A staff report found Maple Ridge is lagging behind its defined market of 10 other municipalities when it comes to base salary (a sum that doesn’t include other cash payments, such as car allowance or acting mayor’s pay).

The mayor’s current base salary, $92,300 is nine per cent behind the market.

Councillors, who pull in $37,300 a year, were making 13 per cent less.

Staff are proposing the district catch up to the market over three years, by incrementally increasing the base salary for the mayor by two percent this year, another 2.65 per cent in 2012 and four per cent in 2013.

Councillors would get a three per cent increase this year, another four per cent in 2012 and a six per cent raise in 2013.

“We think that’s reflecting our current capacity and the way we should do it,” said John Leeburn, the executive director to district’s chief administrative officer.

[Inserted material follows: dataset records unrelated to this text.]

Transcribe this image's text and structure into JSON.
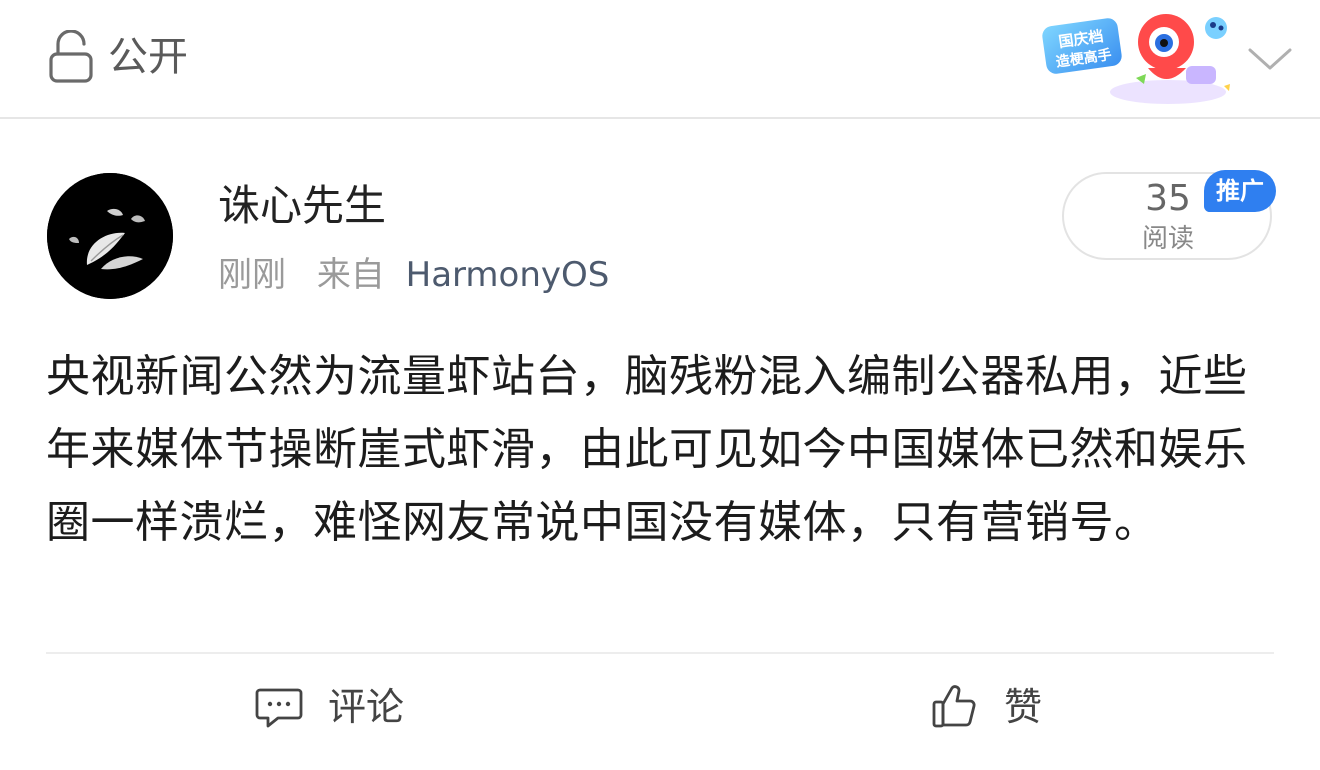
{
  "header": {
    "visibility_label": "公开",
    "lock_icon": "lock-open-icon",
    "promo_badge_text_line1": "国庆档",
    "promo_badge_text_line2": "造梗高手",
    "collapse_icon": "chevron-down-icon"
  },
  "post": {
    "author_name": "诛心先生",
    "time": "刚刚",
    "source_prefix": "来自",
    "source": "HarmonyOS",
    "read_count": "35",
    "read_label": "阅读",
    "ad_badge": "推广",
    "body": "央视新闻公然为流量虾站台，脑残粉混入编制公器私用，近些年来媒体节操断崖式虾滑，由此可见如今中国媒体已然和娱乐圈一样溃烂，难怪网友常说中国没有媒体，只有营销号。"
  },
  "actions": {
    "comment_label": "评论",
    "comment_icon": "comment-icon",
    "like_label": "赞",
    "like_icon": "thumbs-up-icon"
  },
  "colors": {
    "accent_blue": "#2f7ff0",
    "source_text": "#4d5a6e",
    "meta_text": "#9a9a9a"
  }
}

Besides the nine per cent increase for the mayor and 13 per cent increase for councillors over three years, salaries would also get an annual cost of living (Consumer Price Index) adjustment.

Last year, the consumer price index increased by 1.8 per cent.

If the CPI stays steady for the next three years, the mayor would collect a base salary of around $106,000 by 2013, while councillors’ wages would go up to $45,000.

A review in 2008 resulted in a raise for councillors of 53 percent, while the mayor’s salary jumped by 28 per cent.

In 2008, council decided to peg salaries at the 65 percentile range – meaning Maple Ridge would remain below 65 per cent of the other councils’ salaries, but above 35 per cent.

Coun. Cheryl Ashlie wants the district to conduct a “real analysis” of the role of a civic politicians – one that’s difficult to attach a monetary value to. Her concern is, if council bases the increases on what other municipalities are doing, there will be no end to them.

“I feel every job has a cap where the salary or indemnity is at the appropriate level,” Ashlie added.

“Personally, right now, I do feel we are fairly compensated.”

Mayor Ernie Daykin wants to make sure Maple Ridge politicians are fairly compensated so the civic service doesn’t just attract retirees or those who are independently wealthy.

Daykin said it would be difficult to conduct the analysis that Ashlie suggested.

“Time away from your family, what’s that worth? Missed birthday parties?,” he asked, noting that his wedding anniversary and birthday often fall during the annual Union of B.C. Municipalities meeting.

“I enjoy my job and love my job, but it’s often 24/7.”

Council will discuss the proposed increases and staff report at a regular meeting on Tuesday, July 26.